I’m not trying to say all men are dogs. Far from it. For every scummy groper, I can think of a hundred gentlemen. The thing is, the slimeballs are out there and no woman should have to put up with them. I don’t care what culture you’re in or how well you know the guy. It’s not acceptable.
I resent it that there are people in the world who think it’s okay, or funny, to touch me without my permission. I think some of them get a feeling of power from the act. They want you to get that gross, squicky feeling in the pit of your stomach. They want you to feel violated and confused and outraged. And it works.
You’d think I’d have grown past this treatment. I’m a fat middle-aged woman. But even if I were a young supermodel it wouldn’t be justified. I’m infuriated for all women, because it happens to us all.
And I’m disgusted that if we speak up, we’re cast in the light of being hysterical or paranoid or silly, or nothing changes.
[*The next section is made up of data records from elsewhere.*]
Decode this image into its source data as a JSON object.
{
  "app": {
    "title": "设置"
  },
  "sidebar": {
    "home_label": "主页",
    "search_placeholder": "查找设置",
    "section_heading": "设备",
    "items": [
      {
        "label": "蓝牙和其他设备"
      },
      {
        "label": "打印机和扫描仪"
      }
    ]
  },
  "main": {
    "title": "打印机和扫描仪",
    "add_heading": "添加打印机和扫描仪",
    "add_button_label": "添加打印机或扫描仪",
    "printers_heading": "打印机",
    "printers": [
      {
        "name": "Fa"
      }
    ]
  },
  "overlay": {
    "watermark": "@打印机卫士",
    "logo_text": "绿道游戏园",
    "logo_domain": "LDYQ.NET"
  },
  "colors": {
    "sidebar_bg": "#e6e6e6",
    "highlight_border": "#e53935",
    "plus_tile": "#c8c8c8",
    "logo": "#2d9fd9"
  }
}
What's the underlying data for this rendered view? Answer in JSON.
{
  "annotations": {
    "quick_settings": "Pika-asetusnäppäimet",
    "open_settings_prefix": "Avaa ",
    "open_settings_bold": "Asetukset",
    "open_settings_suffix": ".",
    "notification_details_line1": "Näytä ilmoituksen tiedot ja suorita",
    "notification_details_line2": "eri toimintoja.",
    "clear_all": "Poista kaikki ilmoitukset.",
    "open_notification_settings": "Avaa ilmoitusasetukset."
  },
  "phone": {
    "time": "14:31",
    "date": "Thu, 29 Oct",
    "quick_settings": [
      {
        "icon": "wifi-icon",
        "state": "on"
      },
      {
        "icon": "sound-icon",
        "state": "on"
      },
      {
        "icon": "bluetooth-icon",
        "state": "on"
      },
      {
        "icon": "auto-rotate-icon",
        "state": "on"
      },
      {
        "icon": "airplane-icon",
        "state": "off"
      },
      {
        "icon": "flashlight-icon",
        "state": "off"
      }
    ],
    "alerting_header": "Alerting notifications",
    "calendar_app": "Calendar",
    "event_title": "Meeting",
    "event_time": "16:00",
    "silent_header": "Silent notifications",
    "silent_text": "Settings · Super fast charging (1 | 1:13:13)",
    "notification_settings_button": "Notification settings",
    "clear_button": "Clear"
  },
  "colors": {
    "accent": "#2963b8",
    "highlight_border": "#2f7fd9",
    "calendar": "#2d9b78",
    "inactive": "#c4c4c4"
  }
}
In college I had a job working in the cafeteria. The 50 year old cook asked me out, and when I politely declined, he made my life a living hell until the day I threw an ice cream scoop at his head and walked out. When I reported the incident, I was then placed in a job in the secretary’s office, but the cook remained employed. I was treated to his scowls three meals a day.
On my first job after graduating, I offered to give my boss’ 70 year old friend a ride home. When we pulled up to his house, he put his hand on my upper thigh. I kicked him out of the car and drove away in tears of fury. When I told my boss, he thought it was funny, and his friendship with the man changed not one bit.
I am sick and tired of it all.
I’ve stewed over this situation long enough. I’ve decided what to do. I have to give him the benefit of the doubt this time, but if it happens again I’m going to file a report because it definitely won’t be a coincidence. If it happens while I still have this bruise, though, I’ll still be pretty angry and will be hard pressed not to “accidentally” knee or elbow him in the nearest sensitive area in addition to filing the report. Either way I can’t stay quiet. Not again.
I HATE being placed in this position. Hate, hate, hate it! I don’t deserve this. No one does.
The bruise on my knee isn’t nearly as painful as the bruise to my spirit.